A little birds will do wonders for a wound.

It can make the difference between a painful and non-painful one.

It’s one of the secrets of the modern day wound, according to a study published in the Journal of Clinical Oncology.

Researchers at The University of Alabama at Birmingham have been looking into the health effects of little birds, which are native to the African savanna and can be found all over the world, from the African continent to Europe and even North America.

The birds, with their black feathers and short, thin wings, can often be mistaken for other, more exotic birds, such as the African pteranodon, which is native to Asia and has been found in many parts of the world.

The difference, however, is that these birds, unlike the pterans, have long, long, thick wings that are usually more than six feet long.

The findings have implications for wound care and wound care in general, according the study.

“Little birds are a well-studied component of the wound system, and their health benefits are clear,” said lead author Jennifer L. Bowers, a professor of wound care at the UA’s College of Veterinary Medicine.

But while little birds can help to protect the skin of wounds and help heal the wound itself, they also carry potentially harmful toxins, which can cause allergic reactions.

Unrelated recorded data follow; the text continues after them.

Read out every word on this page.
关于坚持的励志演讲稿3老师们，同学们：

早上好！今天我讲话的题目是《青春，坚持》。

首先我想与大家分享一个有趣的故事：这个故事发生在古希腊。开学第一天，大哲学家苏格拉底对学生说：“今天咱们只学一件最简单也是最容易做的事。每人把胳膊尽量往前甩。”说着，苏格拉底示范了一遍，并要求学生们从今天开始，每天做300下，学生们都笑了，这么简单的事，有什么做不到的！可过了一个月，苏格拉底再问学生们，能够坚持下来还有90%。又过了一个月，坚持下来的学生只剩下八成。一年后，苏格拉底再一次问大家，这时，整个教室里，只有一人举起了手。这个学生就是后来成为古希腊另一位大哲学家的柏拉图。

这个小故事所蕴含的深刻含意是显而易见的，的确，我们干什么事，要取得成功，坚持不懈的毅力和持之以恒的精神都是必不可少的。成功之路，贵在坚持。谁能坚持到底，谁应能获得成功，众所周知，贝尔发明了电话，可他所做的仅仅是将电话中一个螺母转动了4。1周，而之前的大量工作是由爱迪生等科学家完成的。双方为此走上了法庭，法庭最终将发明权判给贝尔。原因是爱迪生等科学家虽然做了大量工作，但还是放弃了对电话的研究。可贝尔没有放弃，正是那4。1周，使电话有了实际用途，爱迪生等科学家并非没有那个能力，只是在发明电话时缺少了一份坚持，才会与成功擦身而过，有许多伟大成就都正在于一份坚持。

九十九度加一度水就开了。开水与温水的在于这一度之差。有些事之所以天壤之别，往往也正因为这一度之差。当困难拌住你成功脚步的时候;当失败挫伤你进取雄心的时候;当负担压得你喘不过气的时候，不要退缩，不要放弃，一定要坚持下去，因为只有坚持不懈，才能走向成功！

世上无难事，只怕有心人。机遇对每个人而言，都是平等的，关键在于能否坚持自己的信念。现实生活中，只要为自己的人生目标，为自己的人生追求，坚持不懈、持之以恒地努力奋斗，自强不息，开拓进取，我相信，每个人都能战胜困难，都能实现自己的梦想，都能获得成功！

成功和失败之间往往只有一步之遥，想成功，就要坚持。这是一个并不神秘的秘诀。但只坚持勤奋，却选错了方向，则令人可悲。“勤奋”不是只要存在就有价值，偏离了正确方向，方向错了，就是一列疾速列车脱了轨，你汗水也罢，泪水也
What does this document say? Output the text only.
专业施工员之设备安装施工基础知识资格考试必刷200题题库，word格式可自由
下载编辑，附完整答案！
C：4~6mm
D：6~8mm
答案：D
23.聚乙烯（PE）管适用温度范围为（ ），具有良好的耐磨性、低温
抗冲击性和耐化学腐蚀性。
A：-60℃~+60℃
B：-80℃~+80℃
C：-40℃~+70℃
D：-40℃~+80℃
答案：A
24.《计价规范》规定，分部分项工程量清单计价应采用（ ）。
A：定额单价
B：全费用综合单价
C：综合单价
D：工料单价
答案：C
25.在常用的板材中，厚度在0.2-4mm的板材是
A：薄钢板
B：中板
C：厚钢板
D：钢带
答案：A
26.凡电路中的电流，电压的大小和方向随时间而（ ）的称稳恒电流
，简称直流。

For example, the same toxin that is released when a tiny piece of blood clots in the artery can also be released when tiny bits of the blood are swallowed by a tiny bird.

Bowers said the study found that little birds were most effective when the bird’s feathers were exposed to a variety of chemicals.

Little birds also seemed to be especially effective in areas where the temperature was high, such to areas where people and pets congregate, and where the environment was harsh and polluted, she said.